A new way to fight deadly fungal infections
Only a small fraction of the more than one million species of fungi can cause infectious disease in humans. But for the growing population of people with weakened immune systems in the United States and around the world, a fungal infection can be serious, even deadly, as evidenced by recent outbreaks in health care facilities.
Many serious diseases, such as smallpox and polio, have been totally or mostly eradicated through vaccines. However, vaccinating against fungal infections is not a treatment option. Rutgers researchers are working to make it one.
Chaoyang Xue, a microbiologist and associate professor at Rutgers' Public Health Research Institute, runs a lab dedicated to understanding the pathogen Cryptococcus neoformans, the leading cause of the fungal brain infection cryptococcal meningitis, which annually kills more than 180,000 people worldwide, according to the Centers for Disease Control and Prevention.
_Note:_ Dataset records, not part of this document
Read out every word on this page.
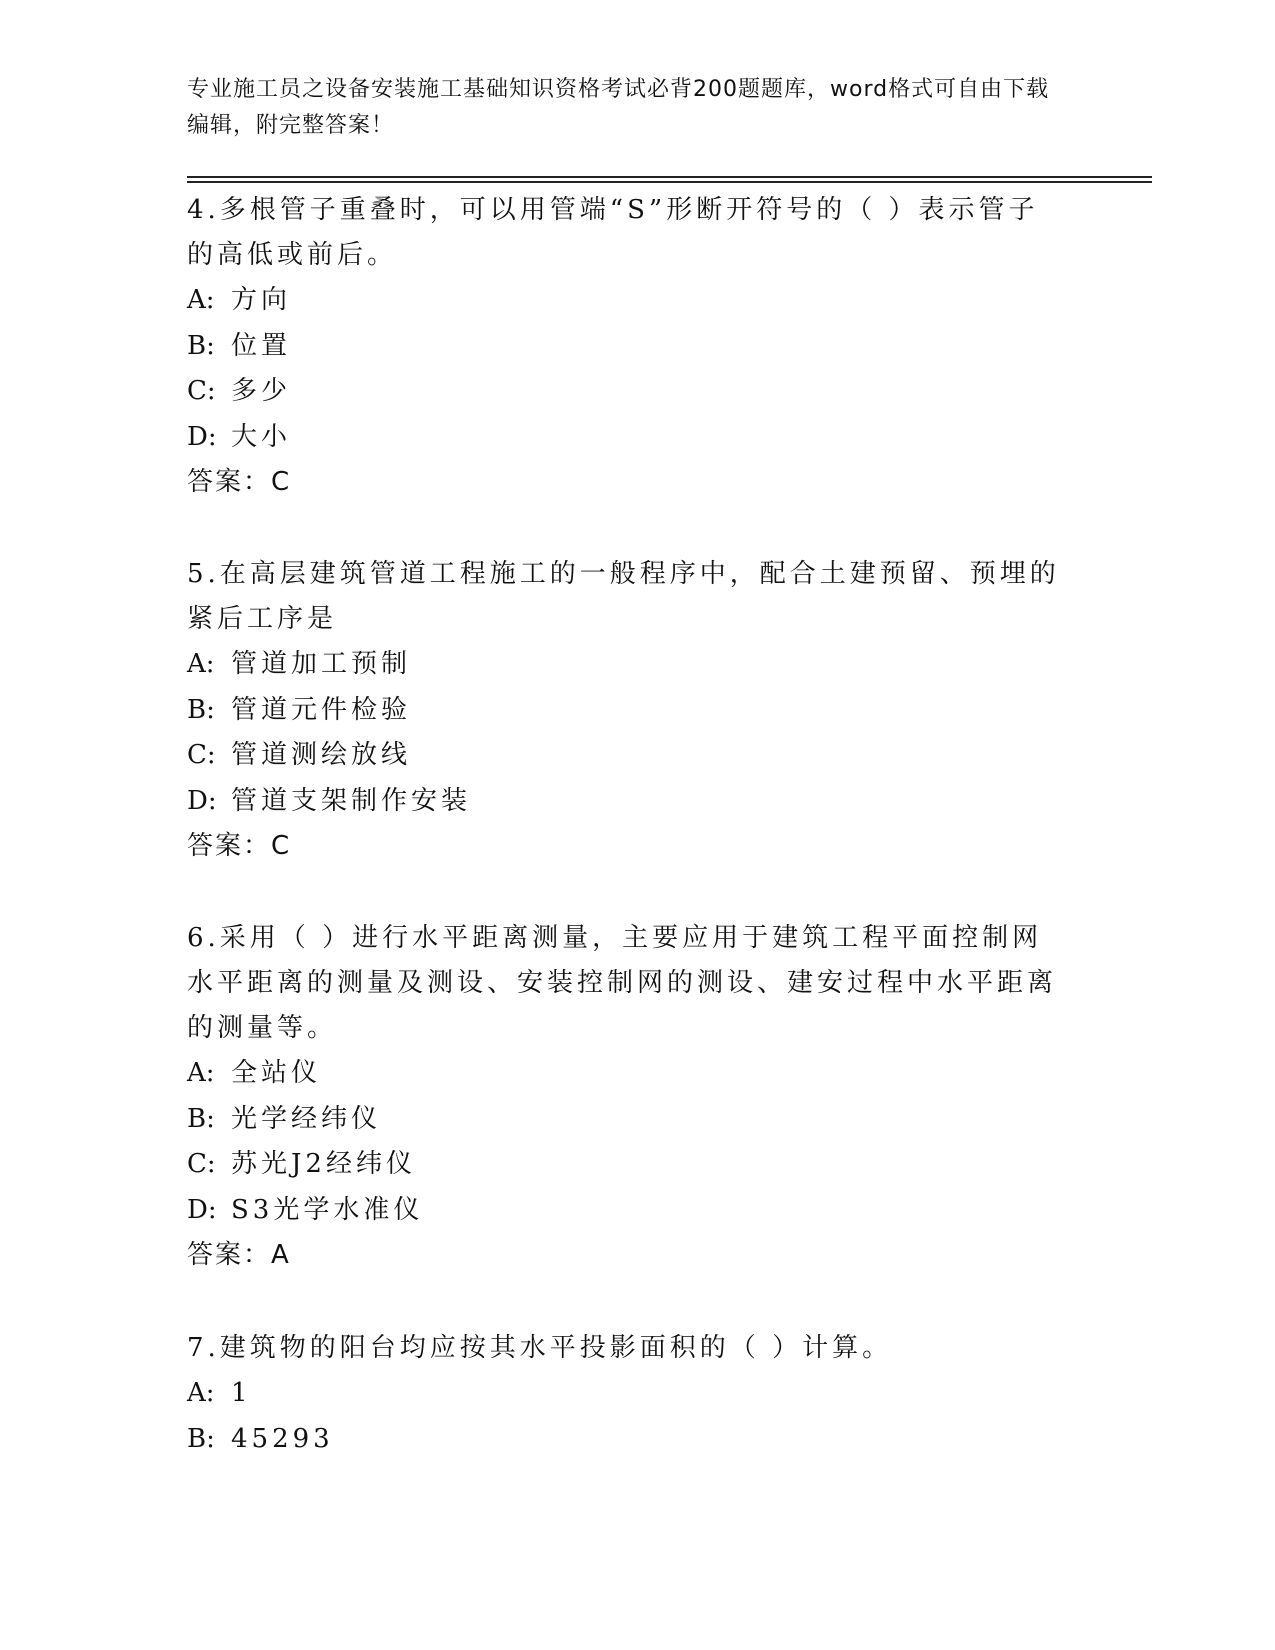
专业施工员之设备安装施工基础知识资格考试必背200题题库，word格式可自由下载编辑，附完整答案！
4.多根管子重叠时，可以用管端“S”形断开符号的（ ）表示管子的高低或前后。
A: 方向
B: 位置
C: 多少
D: 大小
答案：C
5.在高层建筑管道工程施工的一般程序中，配合土建预留、预埋的紧后工序是
A: 管道加工预制
B: 管道元件检验
C: 管道测绘放线
D: 管道支架制作安装
答案：C
6.采用（ ）进行水平距离测量，主要应用于建筑工程平面控制网水平距离的测量及测设、安装控制网的测设、建安过程中水平距离的测量等。
A: 全站仪
B: 光学经纬仪
C: 苏光J2经纬仪
D: S3光学水准仪
答案：A
7.建筑物的阳台均应按其水平投影面积的（ ）计算。
A: 1
B: 45293
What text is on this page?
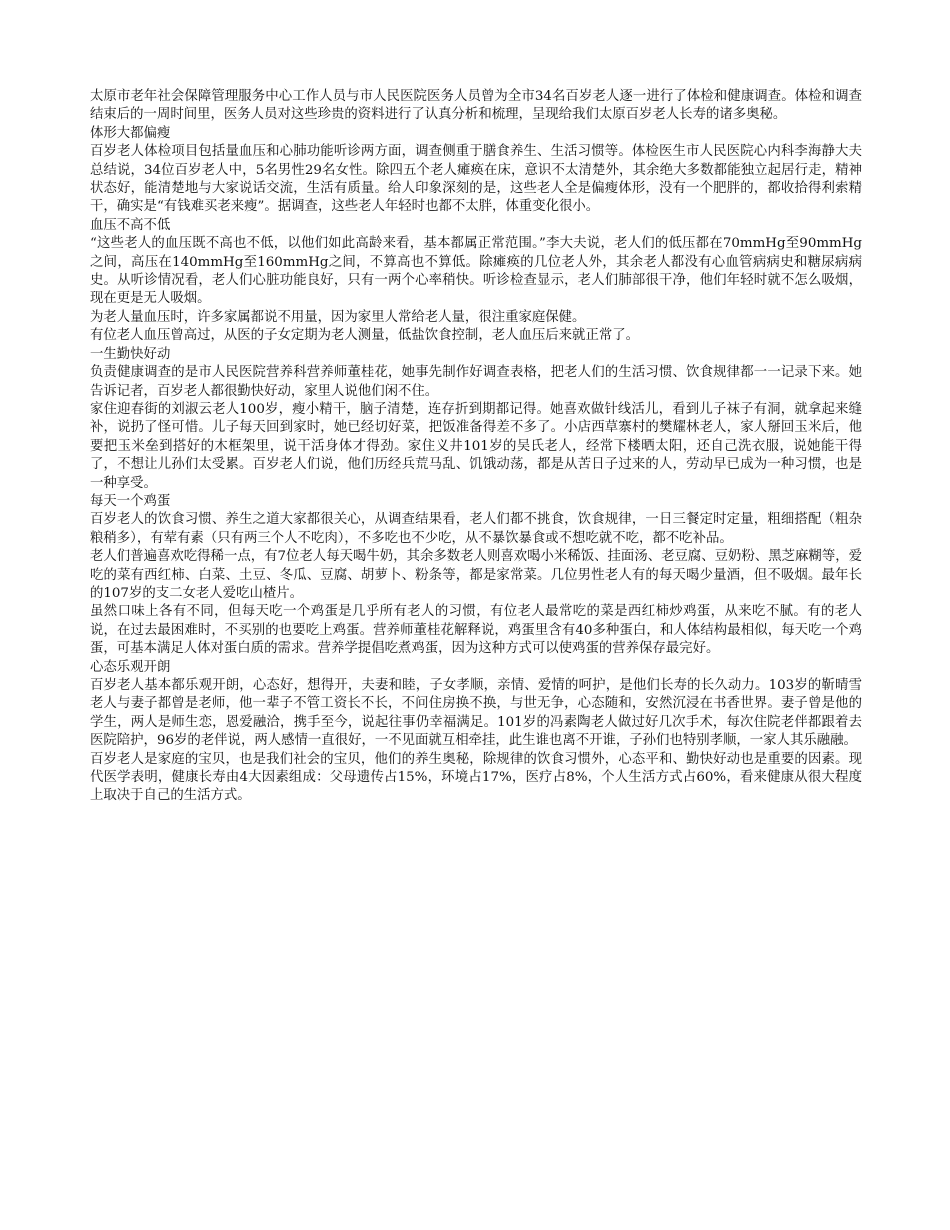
太原市老年社会保障管理服务中心工作人员与市人民医院医务人员曾为全市34名百岁老人逐一进行了体检和健康调查。体检和调查结束后的一周时间里，医务人员对这些珍贵的资料进行了认真分析和梳理，呈现给我们太原百岁老人长寿的诸多奥秘。

体形大都偏瘦

百岁老人体检项目包括量血压和心肺功能听诊两方面，调查侧重于膳食养生、生活习惯等。体检医生市人民医院心内科李海静大夫总结说，34位百岁老人中，5名男性29名女性。除四五个老人瘫痪在床，意识不太清楚外，其余绝大多数都能独立起居行走，精神状态好，能清楚地与大家说话交流，生活有质量。给人印象深刻的是，这些老人全是偏瘦体形，没有一个肥胖的，都收拾得利索精干，确实是“有钱难买老来瘦”。据调查，这些老人年轻时也都不太胖，体重变化很小。

血压不高不低

“这些老人的血压既不高也不低，以他们如此高龄来看，基本都属正常范围。”李大夫说，老人们的低压都在70mmHg至90mmHg之间，高压在140mmHg至160mmHg之间，不算高也不算低。除瘫痪的几位老人外，其余老人都没有心血管病病史和糖尿病病史。从听诊情况看，老人们心脏功能良好，只有一两个心率稍快。听诊检查显示，老人们肺部很干净，他们年轻时就不怎么吸烟，现在更是无人吸烟。

为老人量血压时，许多家属都说不用量，因为家里人常给老人量，很注重家庭保健。

有位老人血压曾高过，从医的子女定期为老人测量，低盐饮食控制，老人血压后来就正常了。

一生勤快好动

负责健康调查的是市人民医院营养科营养师董桂花，她事先制作好调查表格，把老人们的生活习惯、饮食规律都一一记录下来。她告诉记者，百岁老人都很勤快好动，家里人说他们闲不住。

家住迎春街的刘淑云老人100岁，瘦小精干，脑子清楚，连存折到期都记得。她喜欢做针线活儿，看到儿子袜子有洞，就拿起来缝补，说扔了怪可惜。儿子每天回到家时，她已经切好菜，把饭准备得差不多了。小店西草寨村的樊耀林老人，家人掰回玉米后，他要把玉米垒到搭好的木框架里，说干活身体才得劲。家住义井101岁的吴氏老人，经常下楼晒太阳，还自己洗衣服，说她能干得了，不想让儿孙们太受累。百岁老人们说，他们历经兵荒马乱、饥饿动荡，都是从苦日子过来的人，劳动早已成为一种习惯，也是一种享受。

每天一个鸡蛋

百岁老人的饮食习惯、养生之道大家都很关心，从调查结果看，老人们都不挑食，饮食规律，一日三餐定时定量，粗细搭配（粗杂粮稍多），有荤有素（只有两三个人不吃肉），不多吃也不少吃，从不暴饮暴食或不想吃就不吃，都不吃补品。

老人们普遍喜欢吃得稀一点，有7位老人每天喝牛奶，其余多数老人则喜欢喝小米稀饭、挂面汤、老豆腐、豆奶粉、黑芝麻糊等，爱吃的菜有西红柿、白菜、土豆、冬瓜、豆腐、胡萝卜、粉条等，都是家常菜。几位男性老人有的每天喝少量酒，但不吸烟。最年长的107岁的支二女老人爱吃山楂片。

虽然口味上各有不同，但每天吃一个鸡蛋是几乎所有老人的习惯，有位老人最常吃的菜是西红柿炒鸡蛋，从来吃不腻。有的老人说，在过去最困难时，不买别的也要吃上鸡蛋。营养师董桂花解释说，鸡蛋里含有40多种蛋白，和人体结构最相似，每天吃一个鸡蛋，可基本满足人体对蛋白质的需求。营养学提倡吃煮鸡蛋，因为这种方式可以使鸡蛋的营养保存最完好。

心态乐观开朗

百岁老人基本都乐观开朗，心态好，想得开，夫妻和睦，子女孝顺，亲情、爱情的呵护，是他们长寿的长久动力。103岁的靳晴雪老人与妻子都曾是老师，他一辈子不管工资长不长，不问住房换不换，与世无争，心态随和，安然沉浸在书香世界。妻子曾是他的学生，两人是师生恋，恩爱融洽，携手至今，说起往事仍幸福满足。101岁的冯素陶老人做过好几次手术，每次住院老伴都跟着去医院陪护，96岁的老伴说，两人感情一直很好，一不见面就互相牵挂，此生谁也离不开谁，子孙们也特别孝顺，一家人其乐融融。

百岁老人是家庭的宝贝，也是我们社会的宝贝，他们的养生奥秘，除规律的饮食习惯外，心态平和、勤快好动也是重要的因素。现代医学表明，健康长寿由4大因素组成：父母遗传占15%，环境占17%，医疗占8%，个人生活方式占60%，看来健康从很大程度上取决于自己的生活方式。
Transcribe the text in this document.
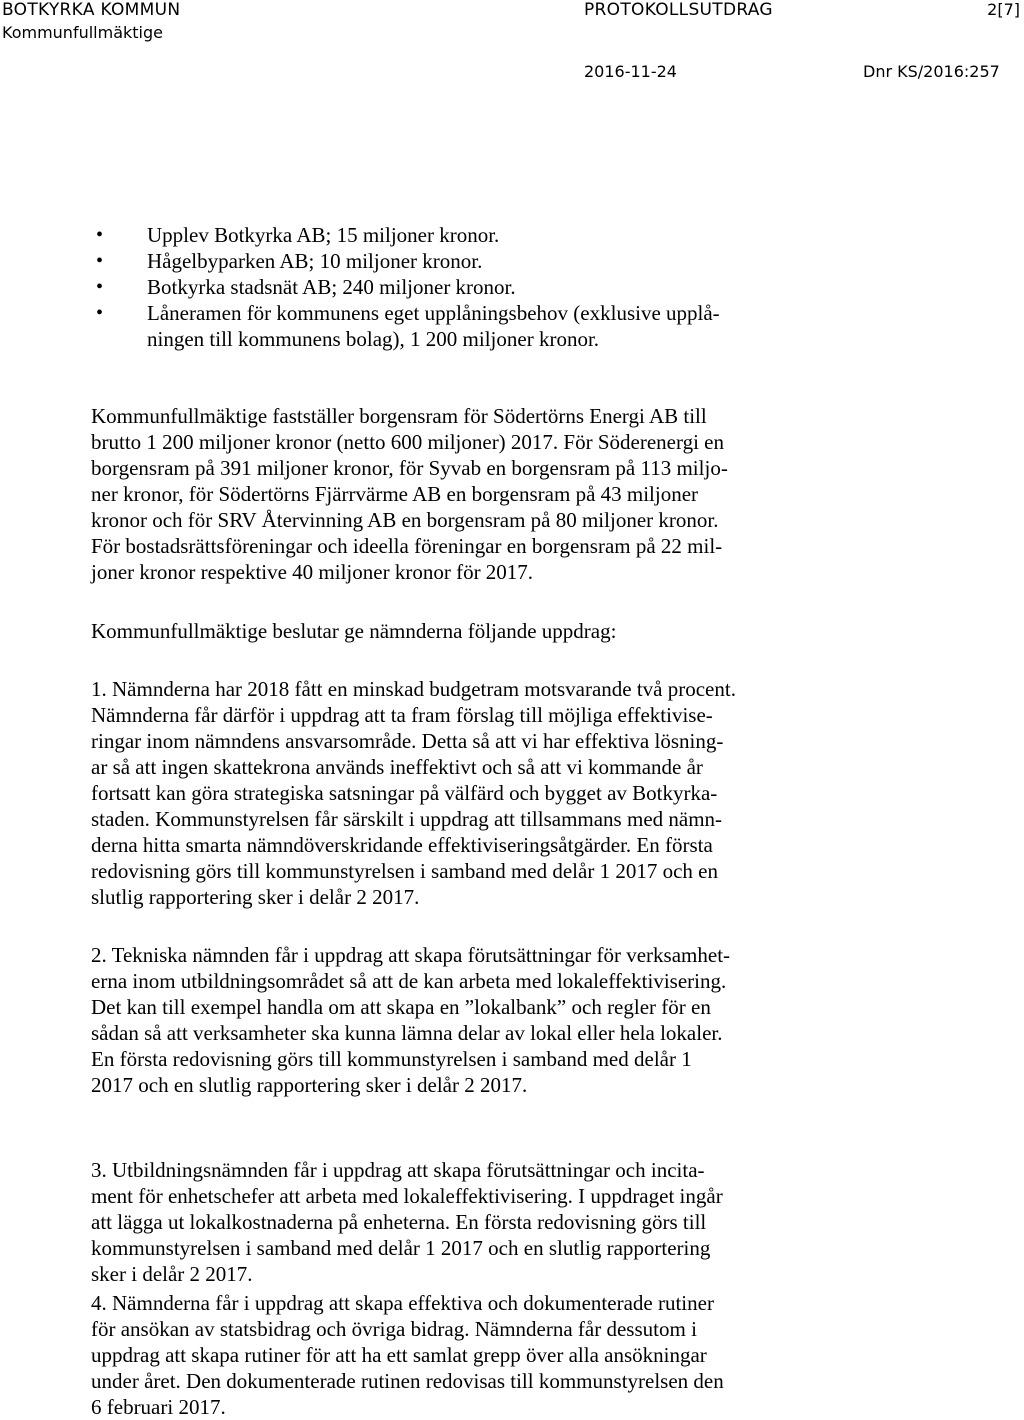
BOTKYRKA KOMMUN
Kommunfullmäktige
PROTOKOLLSUTDRAG	2[7]
2016-11-24	Dnr KS/2016:257
• Upplev Botkyrka AB; 15 miljoner kronor.
• Hågelbyparken AB; 10 miljoner kronor.
• Botkyrka stadsnät AB; 240 miljoner kronor.
• Låneramen för kommunens eget upplåningsbehov (exklusive upplå-
ningen till kommunens bolag), 1 200 miljoner kronor.
Kommunfullmäktige fastställer borgensram för Södertörns Energi AB till
brutto 1 200 miljoner kronor (netto 600 miljoner) 2017. För Söderenergi en
borgensram på 391 miljoner kronor, för Syvab en borgensram på 113 miljo-
ner kronor, för Södertörns Fjärrvärme AB en borgensram på 43 miljoner
kronor och för SRV Återvinning AB en borgensram på 80 miljoner kronor.
För bostadsrättsföreningar och ideella föreningar en borgensram på 22 mil-
joner kronor respektive 40 miljoner kronor för 2017.
Kommunfullmäktige beslutar ge nämnderna följande uppdrag:
1. Nämnderna har 2018 fått en minskad budgetram motsvarande två procent.
Nämnderna får därför i uppdrag att ta fram förslag till möjliga effektivise-
ringar inom nämndens ansvarsområde. Detta så att vi har effektiva lösning-
ar så att ingen skattekrona används ineffektivt och så att vi kommande år
fortsatt kan göra strategiska satsningar på välfärd och bygget av Botkyrka-
staden. Kommunstyrelsen får särskilt i uppdrag att tillsammans med nämn-
derna hitta smarta nämndöverskridande effektiviseringsåtgärder. En första
redovisning görs till kommunstyrelsen i samband med delår 1 2017 och en
slutlig rapportering sker i delår 2 2017.
2. Tekniska nämnden får i uppdrag att skapa förutsättningar för verksamhet-
erna inom utbildningsområdet så att de kan arbeta med lokaleffektivisering.
Det kan till exempel handla om att skapa en ”lokalbank” och regler för en
sådan så att verksamheter ska kunna lämna delar av lokal eller hela lokaler.
En första redovisning görs till kommunstyrelsen i samband med delår 1
2017 och en slutlig rapportering sker i delår 2 2017.
3. Utbildningsnämnden får i uppdrag att skapa förutsättningar och incita-
ment för enhetschefer att arbeta med lokaleffektivisering. I uppdraget ingår
att lägga ut lokalkostnaderna på enheterna. En första redovisning görs till
kommunstyrelsen i samband med delår 1 2017 och en slutlig rapportering
sker i delår 2 2017.
4. Nämnderna får i uppdrag att skapa effektiva och dokumenterade rutiner
för ansökan av statsbidrag och övriga bidrag. Nämnderna får dessutom i
uppdrag att skapa rutiner för att ha ett samlat grepp över alla ansökningar
under året. Den dokumenterade rutinen redovisas till kommunstyrelsen den
6 februari 2017.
Xue and Amariliz Rivera, a fungal immunologist and assistant professor at New Jersey Medical School, are developing a vaccine to prevent these deadly fungal infections. A big-impact project in its early stages, the research drew the attention of Rutgers' TechAdvance program, which helps move promising technology in the direction of commercialization.
Xue and Rivera took a break from laboratory work to speak with Rutgers about creating solutions that go beyond treating fungal infections—to preventing them through vaccines.
Rutgers University: Why are fungal infections so difficult to treat?
Chaoyang Xue: Fungi, generally, have a complex cellular organization, just like humans. We actually share a lot of the same cellular mechanisms with fungi. So, when treating a fungal infection, if you target something that kills the fungus, it may have a greater side effect on the human host because of shared cellular mechanisms.
RU: What fungal infection treatments are available to patients today?
CX: No vaccine is available for clinical use, so right now patients are limited to mainly three classes of antifungal drugs. All three of these classes are useful, but they each have their limitations.
RU: Why is an antifungal vaccine needed?
Amariliz Rivera: There is a big gap between what is needed and what is available. Right now, antifungals are mainly delivered by intravenous infusion. This is an obstacle in many regions of the world where invasive fungal infections are prevalent, but public health resources are limited. Due to these limitations, the mortality rate for invasive fungal infections, such as cryptococcal meningitis, remains unacceptably high.
CX: Also, antifungal drugs must be used over a long course of time, which is costly—in terms of resources and money—and because extended exposure may lead to increased drug resistance. A simple vaccine would potentially overcome many of these issues, which is why we think it should be a valuable alternative for treating fungal infections.
RU: Viral and bacterial infections are well understood to be a tremendous global burden. Fungal infections are also a significant burden on human health but are far less recognized. Why?
AR: In part because of a lack of awareness on the detrimental impact of fungal pathogens to human health. The rise of fungal infections is a relatively recent phenomenon, when compared to something with a well-known historical impact, like tuberculosis or flu. As medical interventions have improved and new medications are developed, immune-suppressive regimens can increase susceptibility to fungal pathogens. Therefore, the incidence of these infections has significantly increased and is expected to continue to grow.
RU: How close are we to having a vaccine available?
CX: We have identified and submitted a patent on a heat-killed fungus strain that is a good vaccine candidate. Our preliminary findings suggest that this vaccine strain can protect against multiple types of fungal infections. This is potentially very useful if we could develop a single vaccine to treat multiple systemic fungal infections. Given current data, our plans are to improve the vaccine formula and delivery method, and conduct preclinical toxicity studies before moving to the next step, which is a clinical trial. We are actively looking for potential industry partners to further develop this vaccine.
RU: What is it like being a researcher at Rutgers?
CX: The great part about Rutgers is that there are a lot of resources available and a really strong research environment. I have many colleagues who share common research interests in infectious diseases. I really enjoy what I do.
AR: I did my doctoral studies at Robert Wood Johnson Medical School and have thus been very familiar with the excellence in research at Rutgers for a long time. Coming back home to Rutgers as a faculty member at New Jersey Medical School was a dream come true.